FC Khikhani Khulo
- Founded: 2015
- Dissolved: 2021
- Ground: Khulo, Georgia
- Capacity: 400
- League: N/A

= FC Khikhani Khulo =

FC Khikhani Khulo (საფეხბურთო კლუბი ხიხანი) is a defunct Georgian association football club from the town of Khulo.

The team took part in Meore Liga and Regionuli Liga for six seasons combined. In 2021, they withdrew from the league.

==History==
Khikhani was founded in 2015 with financial support from the Acharistskali Georgia power company, engaged in HEP construction nearby. The team made a debut in Meore Liga in the same year and finished in the 4th place.

Due to reorganization of the Georgian league structure, the next season 56 clubs out of 64 were relegated from the league. Among them was Khikhani, despite coming 3rd in their group.

The club became a member of Regionuli Liga, where they spent next four seasons. Following the first year, when Khikhani achieved their main goal, in 2018 the team faced worsening financial problems.
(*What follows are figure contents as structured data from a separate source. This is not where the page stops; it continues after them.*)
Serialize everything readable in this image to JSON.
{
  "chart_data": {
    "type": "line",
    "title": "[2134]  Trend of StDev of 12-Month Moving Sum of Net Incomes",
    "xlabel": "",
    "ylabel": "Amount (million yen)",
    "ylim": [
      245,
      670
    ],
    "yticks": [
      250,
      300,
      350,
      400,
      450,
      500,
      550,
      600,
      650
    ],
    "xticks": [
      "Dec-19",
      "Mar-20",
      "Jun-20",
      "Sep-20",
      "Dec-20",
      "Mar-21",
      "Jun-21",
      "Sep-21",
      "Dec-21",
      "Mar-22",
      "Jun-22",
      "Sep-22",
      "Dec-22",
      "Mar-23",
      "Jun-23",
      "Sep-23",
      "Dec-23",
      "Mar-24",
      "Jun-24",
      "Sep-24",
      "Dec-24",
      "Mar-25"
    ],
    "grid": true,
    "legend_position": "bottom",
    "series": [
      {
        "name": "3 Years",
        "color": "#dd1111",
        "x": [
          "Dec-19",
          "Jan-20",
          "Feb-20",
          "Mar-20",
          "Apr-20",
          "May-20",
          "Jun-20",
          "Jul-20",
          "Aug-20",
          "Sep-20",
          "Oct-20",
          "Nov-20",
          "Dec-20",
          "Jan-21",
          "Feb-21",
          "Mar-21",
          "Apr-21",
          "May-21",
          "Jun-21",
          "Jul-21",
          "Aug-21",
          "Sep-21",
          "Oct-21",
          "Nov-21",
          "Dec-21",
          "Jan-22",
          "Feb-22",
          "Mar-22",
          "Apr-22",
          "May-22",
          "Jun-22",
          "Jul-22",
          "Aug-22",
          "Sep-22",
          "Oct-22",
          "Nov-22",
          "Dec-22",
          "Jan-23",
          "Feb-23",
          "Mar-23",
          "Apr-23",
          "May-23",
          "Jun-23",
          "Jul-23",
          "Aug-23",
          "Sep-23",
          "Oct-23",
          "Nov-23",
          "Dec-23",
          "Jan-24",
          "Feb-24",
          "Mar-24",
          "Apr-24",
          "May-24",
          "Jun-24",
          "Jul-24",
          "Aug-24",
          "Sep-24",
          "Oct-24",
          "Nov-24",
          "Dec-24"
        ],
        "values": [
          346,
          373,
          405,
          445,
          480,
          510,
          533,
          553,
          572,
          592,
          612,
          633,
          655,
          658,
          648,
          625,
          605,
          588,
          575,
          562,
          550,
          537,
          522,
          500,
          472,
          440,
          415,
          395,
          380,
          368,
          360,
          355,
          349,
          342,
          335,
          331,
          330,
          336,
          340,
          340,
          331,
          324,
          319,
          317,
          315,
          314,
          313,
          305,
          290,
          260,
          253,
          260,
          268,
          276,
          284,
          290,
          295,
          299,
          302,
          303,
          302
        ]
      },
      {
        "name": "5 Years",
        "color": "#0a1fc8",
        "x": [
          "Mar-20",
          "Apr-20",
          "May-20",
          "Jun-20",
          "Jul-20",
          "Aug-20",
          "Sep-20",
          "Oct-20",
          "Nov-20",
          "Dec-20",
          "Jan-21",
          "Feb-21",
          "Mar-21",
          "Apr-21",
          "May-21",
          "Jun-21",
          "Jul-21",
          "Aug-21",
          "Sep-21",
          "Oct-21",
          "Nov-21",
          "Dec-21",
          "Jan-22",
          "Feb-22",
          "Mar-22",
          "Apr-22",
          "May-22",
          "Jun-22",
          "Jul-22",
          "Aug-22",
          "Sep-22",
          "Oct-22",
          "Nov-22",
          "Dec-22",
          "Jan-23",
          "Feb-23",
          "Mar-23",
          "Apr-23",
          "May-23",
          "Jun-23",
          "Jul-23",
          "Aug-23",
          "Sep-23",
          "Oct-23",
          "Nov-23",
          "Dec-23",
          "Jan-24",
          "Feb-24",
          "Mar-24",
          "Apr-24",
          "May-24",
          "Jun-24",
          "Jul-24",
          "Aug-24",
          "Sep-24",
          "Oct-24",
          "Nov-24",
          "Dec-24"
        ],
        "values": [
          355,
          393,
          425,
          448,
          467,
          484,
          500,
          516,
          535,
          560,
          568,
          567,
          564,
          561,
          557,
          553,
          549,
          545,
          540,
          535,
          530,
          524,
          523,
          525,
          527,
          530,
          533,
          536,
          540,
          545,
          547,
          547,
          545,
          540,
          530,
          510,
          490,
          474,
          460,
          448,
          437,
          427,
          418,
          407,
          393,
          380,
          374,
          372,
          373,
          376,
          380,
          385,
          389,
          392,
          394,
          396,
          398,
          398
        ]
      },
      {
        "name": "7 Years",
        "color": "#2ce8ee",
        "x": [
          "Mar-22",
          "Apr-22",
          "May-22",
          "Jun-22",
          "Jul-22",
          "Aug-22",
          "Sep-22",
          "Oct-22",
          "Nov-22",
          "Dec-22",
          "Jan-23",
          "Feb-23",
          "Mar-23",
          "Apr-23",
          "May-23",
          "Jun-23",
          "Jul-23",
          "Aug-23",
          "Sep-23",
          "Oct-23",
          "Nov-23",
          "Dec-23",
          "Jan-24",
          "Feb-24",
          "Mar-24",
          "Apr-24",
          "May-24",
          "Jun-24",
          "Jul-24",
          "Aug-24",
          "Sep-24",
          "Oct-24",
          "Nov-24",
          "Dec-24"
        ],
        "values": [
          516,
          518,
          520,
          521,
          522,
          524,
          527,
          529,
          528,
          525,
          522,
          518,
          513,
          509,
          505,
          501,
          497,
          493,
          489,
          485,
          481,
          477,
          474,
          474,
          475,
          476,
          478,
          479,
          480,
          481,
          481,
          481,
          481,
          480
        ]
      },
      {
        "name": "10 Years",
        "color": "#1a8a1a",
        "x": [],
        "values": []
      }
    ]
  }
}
In March 2021, Khikhani played their last matches both in the Cup and league tournaments and suspended their activities.

==Seasons==

| Season | League | Pos | M | W | D | L | GF–GA | Pts |
|---|---|---|---|---|---|---|---|---|
| 2015-16 | Meore Liga West | 4th of 14 | 26 | 16 | 3 | 7 | 71-28 | 51 |
| 2016 | Meore Liga West С | 3rd of 7↓ | 12 | 8 | 0 | 4 | 28-16 | 24 |
| 2017 | Regionuli Liga West А | 6th of 15 | 28 | 13 | 8 | 7 | 54-33 | 47 |
| 2018 | Regionuli Liga West | 8th of 8 | 14 | 1 | 3 | 10 | 12-39 | 6 |
| 2019 | Regionuli Liga West | 6th of 11 | 10 | 5 | 0 | 5 | 25-20 | 15 |
| 2020 | Regionuli Liga West B | 5th of 6 | 10 | 2 | 1 | 7 | 10-24 | 7 |

==Name==
The club was named after the medieval Khikhani (Khirkhati) castle, located in 45 km from municipal centre Khulo.